If you felt that we were moving too fast today, covering more material than you could assimilate at the conscious level, let me reassure you that you are absolutely right. That's a deliberate part of the technique that we have evolved in doing this kind of instruction, understanding that your unconscious mind will represent for you anything that you missed consciously. We thank your unconscious mind for its attention, and ask that your unconscious mind make use of a naturally occurring set of states that is going to happen later on for you tonight.
Sometime this evening you are going togoto sleep. During sleep and dreaming, natural integrative processes go on all the time in very dramatic and interesting ways. Sometimes you remember the content of such dreams; sometimes you do not. That's irrelevant with respect to the integrative function that dreaming has. I call upon your unconscious minds, during the natural integrative processes of dreaming and sleep tonight, to make use of that opportunity to sort through the experiences of today. Your unconscious can select and represent those portions of what we or someone else did that were effective in eliciting certain responses that you would like to add to your repertoire.
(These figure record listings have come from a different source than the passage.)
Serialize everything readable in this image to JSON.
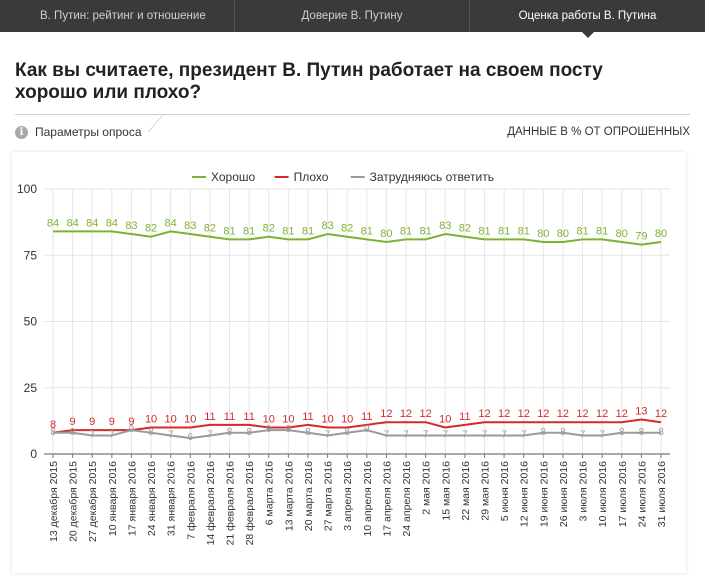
{
  "nav": {
    "tabs": [
      {
        "label": "В. Путин: рейтинг и отношение",
        "active": false
      },
      {
        "label": "Доверие В. Путину",
        "active": false
      },
      {
        "label": "Оценка работы В. Путина",
        "active": true
      }
    ]
  },
  "header": {
    "question": "Как вы считаете, президент В. Путин работает на своем посту хорошо или плохо?",
    "params_label": "Параметры опроса",
    "info_icon": "i",
    "units_label": "ДАННЫЕ В % ОТ ОПРОШЕННЫХ"
  },
  "colors": {
    "good": "#7db332",
    "bad": "#d42a2a",
    "hard": "#9b9b9b",
    "grid": "#e6e6e6",
    "axis": "#333333"
  },
  "chart_data": {
    "type": "line",
    "title": "",
    "xlabel": "",
    "ylabel": "",
    "ylim": [
      0,
      100
    ],
    "yticks": [
      0,
      25,
      50,
      75,
      100
    ],
    "legend_position": "top-center",
    "categories": [
      "13 декабря 2015",
      "20 декабря 2015",
      "27 декабря 2015",
      "10 января 2016",
      "17 января 2016",
      "24 января 2016",
      "31 января 2016",
      "7 февраля 2016",
      "14 февраля 2016",
      "21 февраля 2016",
      "28 февраля 2016",
      "6 марта 2016",
      "13 марта 2016",
      "20 марта 2016",
      "27 марта 2016",
      "3 апреля 2016",
      "10 апреля 2016",
      "17 апреля 2016",
      "24 апреля 2016",
      "2 мая 2016",
      "15 мая 2016",
      "22 мая 2016",
      "29 мая 2016",
      "5 июня 2016",
      "12 июня 2016",
      "19 июня 2016",
      "26 июня 2016",
      "3 июля 2016",
      "10 июля 2016",
      "17 июля 2016",
      "24 июля 2016",
      "31 июля 2016"
    ],
    "series": [
      {
        "key": "good",
        "name": "Хорошо",
        "values": [
          84,
          84,
          84,
          84,
          83,
          82,
          84,
          83,
          82,
          81,
          81,
          82,
          81,
          81,
          83,
          82,
          81,
          80,
          81,
          81,
          83,
          82,
          81,
          81,
          81,
          80,
          80,
          81,
          81,
          80,
          79,
          80
        ]
      },
      {
        "key": "bad",
        "name": "Плохо",
        "values": [
          8,
          9,
          9,
          9,
          9,
          10,
          10,
          10,
          11,
          11,
          11,
          10,
          10,
          11,
          10,
          10,
          11,
          12,
          12,
          12,
          10,
          11,
          12,
          12,
          12,
          12,
          12,
          12,
          12,
          12,
          13,
          12
        ]
      },
      {
        "key": "hard",
        "name": "Затрудняюсь ответить",
        "values": [
          8,
          8,
          7,
          7,
          9,
          8,
          7,
          6,
          7,
          8,
          8,
          9,
          9,
          8,
          7,
          8,
          9,
          7,
          7,
          7,
          7,
          7,
          7,
          7,
          7,
          8,
          8,
          7,
          7,
          8,
          8,
          8
        ]
      }
    ]
  }
}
So your unconscious can sort through the experiences of today, both the ones you are aware of and the ones that were going on outside of your awareness, and store in some useful form whatever it believes would be useful additions to your repertoire, so that in the days and weeks and months to come, you can discover yourself evolving your own behavior, coming up with new choices appropriate for your needs in context, and doing things that you learned here without even knowing about it.
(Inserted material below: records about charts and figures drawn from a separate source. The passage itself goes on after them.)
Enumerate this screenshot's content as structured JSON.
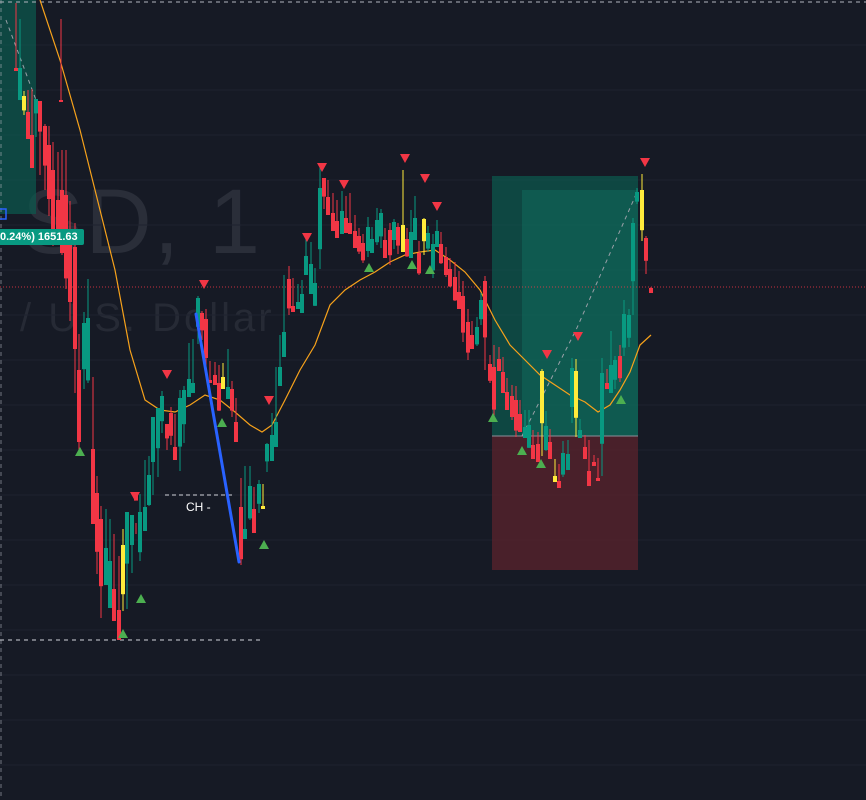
{
  "watermark": {
    "title": "SD, 1",
    "subtitle": "/ U.S. Dollar"
  },
  "last_price_label": "0.24%) 1651.63",
  "annotation_label": "CH -",
  "colors": {
    "background": "#161a25",
    "grid": "#1f2330",
    "bull": "#089981",
    "bear": "#f23645",
    "highlight": "#ffeb3b",
    "moving_average": "#f7a21b",
    "trend_line": "#2962ff",
    "profit_zone": "#0c5b4f",
    "loss_zone": "#52222b",
    "buy_marker": "#4caf50",
    "sell_marker": "#f23645"
  },
  "chart_data": {
    "type": "candlestick",
    "ohlc": [
      [
        61,
        101,
        19,
        100,
        1,
        "r"
      ],
      [
        16,
        68,
        3,
        71,
        0,
        "r"
      ],
      [
        20,
        68,
        19,
        100,
        0,
        "b"
      ],
      [
        24,
        96,
        91,
        115,
        0,
        "y"
      ],
      [
        28,
        112,
        90,
        139,
        0,
        "r"
      ],
      [
        32,
        135,
        89,
        168,
        0,
        "r"
      ],
      [
        36,
        99,
        113,
        137,
        0,
        "b"
      ],
      [
        40,
        101,
        124,
        175,
        0,
        "r"
      ],
      [
        45,
        126,
        124,
        190,
        0,
        "r"
      ],
      [
        49,
        145,
        126,
        216,
        0,
        "r"
      ],
      [
        53,
        170,
        142,
        246,
        0,
        "r"
      ],
      [
        58,
        200,
        152,
        243,
        0,
        "r"
      ],
      [
        62,
        190,
        150,
        255,
        0,
        "r"
      ],
      [
        66,
        195,
        150,
        289,
        0,
        "r"
      ],
      [
        70,
        230,
        201,
        321,
        0,
        "r"
      ],
      [
        75,
        247,
        223,
        393,
        0,
        "r"
      ],
      [
        79,
        370,
        334,
        454,
        0,
        "r"
      ],
      [
        84,
        323,
        312,
        389,
        0,
        "b"
      ],
      [
        88,
        318,
        279,
        383,
        0,
        "b"
      ],
      [
        93,
        449,
        377,
        524,
        0,
        "r"
      ],
      [
        97,
        493,
        476,
        574,
        0,
        "r"
      ],
      [
        101,
        519,
        506,
        618,
        0,
        "r"
      ],
      [
        106,
        548,
        509,
        585,
        0,
        "b"
      ],
      [
        110,
        561,
        519,
        608,
        0,
        "b"
      ],
      [
        114,
        589,
        534,
        621,
        0,
        "r"
      ],
      [
        119,
        610,
        556,
        640,
        0,
        "r"
      ],
      [
        123,
        545,
        529,
        611,
        0,
        "y"
      ],
      [
        127,
        512,
        523,
        609,
        0,
        "b"
      ],
      [
        132,
        515,
        523,
        573,
        0,
        "b"
      ],
      [
        136,
        494,
        523,
        534,
        0,
        "r"
      ],
      [
        140,
        512,
        494,
        561,
        0,
        "b"
      ],
      [
        145,
        507,
        460,
        531,
        0,
        "b"
      ],
      [
        149,
        475,
        456,
        506,
        0,
        "b"
      ],
      [
        153,
        417,
        420,
        495,
        0,
        "b"
      ],
      [
        158,
        408,
        410,
        477,
        0,
        "b"
      ],
      [
        162,
        396,
        391,
        433,
        0,
        "b"
      ],
      [
        167,
        424,
        426,
        450,
        0,
        "r"
      ],
      [
        171,
        413,
        407,
        445,
        0,
        "r"
      ],
      [
        175,
        447,
        414,
        460,
        0,
        "r"
      ],
      [
        180,
        398,
        390,
        471,
        0,
        "b"
      ],
      [
        184,
        390,
        386,
        443,
        0,
        "b"
      ],
      [
        189,
        379,
        343,
        397,
        0,
        "b"
      ],
      [
        193,
        383,
        339,
        393,
        0,
        "b"
      ],
      [
        198,
        298,
        296,
        344,
        0,
        "b"
      ],
      [
        202,
        313,
        311,
        340,
        0,
        "r"
      ],
      [
        206,
        319,
        309,
        374,
        0,
        "r"
      ],
      [
        210,
        380,
        361,
        383,
        0,
        "r"
      ],
      [
        215,
        375,
        362,
        385,
        0,
        "r"
      ],
      [
        219,
        383,
        365,
        411,
        0,
        "r"
      ],
      [
        223,
        377,
        363,
        389,
        0,
        "y"
      ],
      [
        228,
        387,
        349,
        399,
        0,
        "b"
      ],
      [
        232,
        389,
        381,
        417,
        0,
        "r"
      ],
      [
        236,
        422,
        398,
        442,
        0,
        "r"
      ],
      [
        241,
        507,
        478,
        565,
        0,
        "r"
      ],
      [
        245,
        529,
        466,
        539,
        0,
        "b"
      ],
      [
        250,
        486,
        466,
        520,
        0,
        "b"
      ],
      [
        254,
        509,
        487,
        533,
        0,
        "r"
      ],
      [
        259,
        484,
        480,
        513,
        0,
        "b"
      ],
      [
        263,
        506,
        484,
        509,
        0,
        "y"
      ],
      [
        267,
        444,
        443,
        472,
        0,
        "b"
      ],
      [
        272,
        435,
        413,
        461,
        0,
        "b"
      ],
      [
        276,
        422,
        367,
        447,
        0,
        "b"
      ],
      [
        280,
        367,
        335,
        386,
        0,
        "b"
      ],
      [
        284,
        332,
        275,
        357,
        0,
        "b"
      ],
      [
        289,
        279,
        266,
        315,
        0,
        "r"
      ],
      [
        293,
        306,
        278,
        312,
        0,
        "r"
      ],
      [
        298,
        302,
        284,
        309,
        0,
        "b"
      ],
      [
        302,
        294,
        280,
        313,
        0,
        "b"
      ],
      [
        306,
        256,
        238,
        275,
        0,
        "b"
      ],
      [
        311,
        264,
        242,
        294,
        0,
        "b"
      ],
      [
        315,
        283,
        268,
        306,
        0,
        "b"
      ],
      [
        320,
        188,
        167,
        269,
        0,
        "b"
      ],
      [
        324,
        178,
        178,
        209,
        0,
        "r"
      ],
      [
        328,
        197,
        180,
        215,
        0,
        "r"
      ],
      [
        333,
        213,
        193,
        231,
        0,
        "r"
      ],
      [
        337,
        221,
        200,
        238,
        0,
        "r"
      ],
      [
        342,
        211,
        191,
        234,
        0,
        "b"
      ],
      [
        346,
        218,
        196,
        233,
        0,
        "r"
      ],
      [
        350,
        223,
        193,
        234,
        0,
        "r"
      ],
      [
        355,
        231,
        215,
        248,
        0,
        "r"
      ],
      [
        359,
        236,
        228,
        254,
        0,
        "r"
      ],
      [
        363,
        243,
        234,
        263,
        0,
        "r"
      ],
      [
        368,
        227,
        217,
        257,
        0,
        "b"
      ],
      [
        372,
        239,
        227,
        253,
        0,
        "b"
      ],
      [
        377,
        220,
        208,
        245,
        0,
        "b"
      ],
      [
        381,
        213,
        209,
        248,
        0,
        "b"
      ],
      [
        385,
        240,
        228,
        258,
        0,
        "r"
      ],
      [
        390,
        230,
        223,
        265,
        0,
        "r"
      ],
      [
        394,
        222,
        219,
        249,
        0,
        "b"
      ],
      [
        398,
        227,
        223,
        254,
        0,
        "r"
      ],
      [
        403,
        225,
        170,
        252,
        0,
        "y"
      ],
      [
        407,
        239,
        228,
        257,
        0,
        "r"
      ],
      [
        411,
        232,
        210,
        258,
        0,
        "b"
      ],
      [
        415,
        218,
        196,
        240,
        0,
        "b"
      ],
      [
        419,
        253,
        241,
        275,
        0,
        "r"
      ],
      [
        424,
        219,
        218,
        255,
        0,
        "y"
      ],
      [
        428,
        233,
        226,
        252,
        0,
        "b"
      ],
      [
        433,
        244,
        234,
        278,
        0,
        "b"
      ],
      [
        437,
        231,
        220,
        247,
        0,
        "b"
      ],
      [
        441,
        244,
        232,
        264,
        0,
        "r"
      ],
      [
        446,
        257,
        247,
        277,
        0,
        "r"
      ],
      [
        450,
        269,
        258,
        287,
        0,
        "r"
      ],
      [
        455,
        277,
        262,
        301,
        0,
        "r"
      ],
      [
        459,
        292,
        271,
        309,
        0,
        "r"
      ],
      [
        463,
        296,
        281,
        342,
        0,
        "r"
      ],
      [
        468,
        322,
        309,
        360,
        0,
        "r"
      ],
      [
        472,
        335,
        321,
        349,
        0,
        "r"
      ],
      [
        477,
        327,
        317,
        346,
        0,
        "b"
      ],
      [
        481,
        300,
        293,
        325,
        0,
        "b"
      ],
      [
        485,
        281,
        276,
        370,
        0,
        "r"
      ],
      [
        490,
        364,
        355,
        383,
        0,
        "r"
      ],
      [
        494,
        367,
        345,
        416,
        0,
        "r"
      ],
      [
        499,
        359,
        347,
        371,
        0,
        "r"
      ],
      [
        503,
        372,
        357,
        393,
        0,
        "r"
      ],
      [
        507,
        392,
        378,
        410,
        0,
        "r"
      ],
      [
        512,
        396,
        385,
        420,
        0,
        "r"
      ],
      [
        516,
        400,
        386,
        437,
        0,
        "r"
      ],
      [
        520,
        414,
        400,
        432,
        0,
        "r"
      ],
      [
        525,
        427,
        410,
        438,
        0,
        "b"
      ],
      [
        529,
        425,
        410,
        448,
        0,
        "b"
      ],
      [
        533,
        445,
        430,
        459,
        0,
        "r"
      ],
      [
        538,
        444,
        432,
        462,
        0,
        "r"
      ],
      [
        542,
        371,
        369,
        456,
        0,
        "y"
      ],
      [
        546,
        426,
        411,
        451,
        0,
        "b"
      ],
      [
        550,
        442,
        429,
        459,
        0,
        "r"
      ],
      [
        555,
        476,
        459,
        482,
        0,
        "y"
      ],
      [
        559,
        481,
        464,
        488,
        0,
        "r"
      ],
      [
        563,
        453,
        441,
        477,
        0,
        "b"
      ],
      [
        568,
        454,
        440,
        470,
        0,
        "b"
      ],
      [
        572,
        368,
        358,
        423,
        0,
        "b"
      ],
      [
        576,
        371,
        359,
        437,
        0,
        "y"
      ],
      [
        580,
        430,
        419,
        438,
        0,
        "b"
      ],
      [
        585,
        447,
        435,
        459,
        0,
        "r"
      ],
      [
        589,
        471,
        440,
        486,
        0,
        "r"
      ],
      [
        594,
        462,
        455,
        466,
        0,
        "r"
      ],
      [
        598,
        478,
        458,
        481,
        0,
        "r"
      ],
      [
        602,
        373,
        358,
        476,
        0,
        "b"
      ],
      [
        607,
        383,
        369,
        389,
        0,
        "r"
      ],
      [
        611,
        365,
        331,
        393,
        0,
        "b"
      ],
      [
        615,
        360,
        356,
        389,
        0,
        "b"
      ],
      [
        620,
        356,
        345,
        382,
        0,
        "r"
      ],
      [
        624,
        314,
        300,
        356,
        0,
        "b"
      ],
      [
        629,
        315,
        309,
        347,
        0,
        "b"
      ],
      [
        633,
        223,
        218,
        315,
        0,
        "b"
      ],
      [
        637,
        192,
        188,
        204,
        0,
        "b"
      ],
      [
        642,
        190,
        174,
        241,
        0,
        "y"
      ],
      [
        646,
        238,
        236,
        274,
        0,
        "r"
      ],
      [
        651,
        288,
        287,
        293,
        0,
        "r"
      ]
    ]
  }
}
At the same time that you are having these bizarre and unusual dreams, we call upon your unconscious to ensure that you sleep soundly and that you will awaken rested and refreshed, and join us here to being the seminar tomorrow morning in this room.
Thank you for your attention today.
Utilization
Process Instructions
The topic this morning is utilization. Once you have achieved an altered state, how do you utilize it in a useful way? Today I'm assuming that you already have attention and rapport, and I'm assuming that you've already done an induction1 and your client is sitting there in an altered state.
The major positive attribute of an altered state of consciousness is that you don't have to fight with a person's belief system. The unconscious mind is willing to try anything, as far as I can tell, if it is organized and instructed in an appropriate way. The conscious mind is continually making judgments about what is possible and what is not possible, rather than simply trying some behavior to find out whether it is possible or not. The conscious mind with its limited belief system is typically extremely limited in terms of what it is willing to try, relative to what the unconscious is willing to try. The unconscious typically doesn't have those kinds of restrictions.